The present invention relates to model estimation and, more particularly, to apparatus and methods for performing model estimation utilizing a discriminant measure which enables the design of classifiers to optimize classification accuracy.
In a general classification problem with N classes, the training procedure involves constructing models for each of the N classes using samples of data points from each of these classes. Subsequently, these models are used to classify an incoming test data point by evaluating its "closeness" to each of the N models. There are several possible categories of models that are often used, for instance, linear discriminants (as disclosed by P. O. Duda and P. E. Hart in "Pattern Classification and Scene Analysis", Wiley, New York, 1973), neural networks (as disclosed by R. Lippman in "Pattern Classification Using Neural Networks", IEEE Communications Magazine, pp. 11:47-64, 1989) and gaussian mixtures. The training procedure usually involves selecting a category of model (including its size), and then adjusting the parameters of the model to optimize some objective function on the training data samples. The first step of the training procedure, which involves choosing the type and size of the model, is generally done in an ad-hoc fashion, but more recently, some objective criteria have been introduced as an alternative (e.g., as disclosed by Y. Normandin in "Optimal Splitting of HMM Gaussian Mixture Components with MMIE Training", Proceedings of the ICASSP, pp. 449-452, 1995). The second step of the training procedure involves training the parameters of the model. Several objective functions have been developed in the past to do this, the most commonly used ones being (i) maximizing the likelihood of the data points given the correct class (as disclosed by A. P. Dempster, N. M. Laird, D. B. Rubin in "Maximum Likelihood Estimation from Incomplete Data", Journal of the Royal Statistical Society (B), vol. 39, no. 1, pp. 1-38, 1979) or (ii) maximizing the likelihood of the correct class given the data points (as disclosed by L. R. Bahl, P. F. Brown, P. V. de Souza, R. L. Mercer in "Maximum Mutual Information Estimation of Hidden Markov Model Parameters for Speech Recognition", Proceedings of the ICASSP, pp. 49-52, 1986 and as disclosed by B. H. Juang, W. Chou, C. H. Lee in "Minimum Classification Error Rate Methods for Speech Recognition", IEEE Trans. Speech and Audio Processing, vol. 5, pp. 257-265, May 1997).
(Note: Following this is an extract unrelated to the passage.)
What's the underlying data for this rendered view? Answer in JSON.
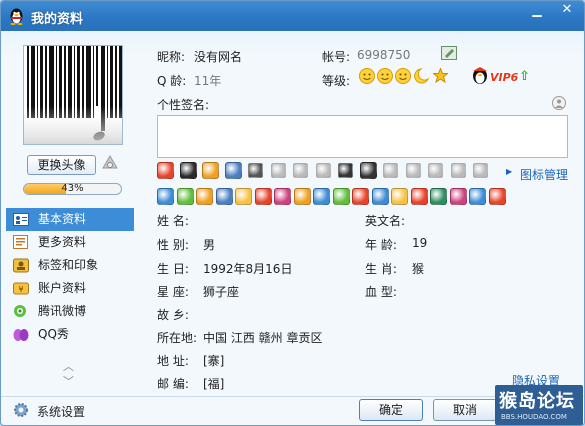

When modelling data samples corresponding to a class with, for example, a mixture of gaussians, the parameters of the model are the number of mixture components and the means, variances and priors distributions of these components. In general, the number of mixture components is chosen using some simple ad-hoc rule subject to very loose constraints; for instance the number of components has to be sufficient to model the data reasonably well but not so many as to overmodel the data. A typical example of the choice of the number is to make it proportional to the number of data samples. However, such methods may result in models that are sub-optimal as far as classification accuracy is concerned. For instance, if the number of gaussians modelling a class is inadequate, it may result in the class being mis-classified often, and if too many gaussians are chosen to model a class, it may result in the model encroaching upon the space of other classes as well. These two conditions will be referred to as "non-aggressive" and "invasive" models, respectively.
Once the number of mixture components has been decided, the next step is to estimate the means and variances of the components. This is often done so as to maximize the likelihood of the training data samples. Though this necessarily gives the parameters that best fit the model to the data, it may result in a model that encroaches on the sample space of a different class, and hence lead to misclassifications. An alternative to maximum likelihood is maximum mutual information or MMI (as disclosed in the L. R. Bahl article cited above) or minimum classification error or MCE (as disclosed in the B. H. Juang article cited above), where the model parameters are directly estimated to minimize misclassification error. Methods that use such objective functions are called discriminant methods because they try to maximize the discrimination power of the models.
However, it would be advantageous to provide an objective function that can be used to both select an optimum size for the model and to train the parameters of the model which, further, may be applied to any category of classifier with one example being gaussian classifiers. It would also be advantageous to provide a measure that can be used to determine the number of mixture components in order to avoid classes of models characterized as "non-aggressive" and "invasive". It would still further be advantageous to provide an objective function that falls into the category of discriminant objective functions, but differs from MMI and MCE, and that can be used to tune the size of the models as well as estimate the parameters of, for example, the gaussians in the models.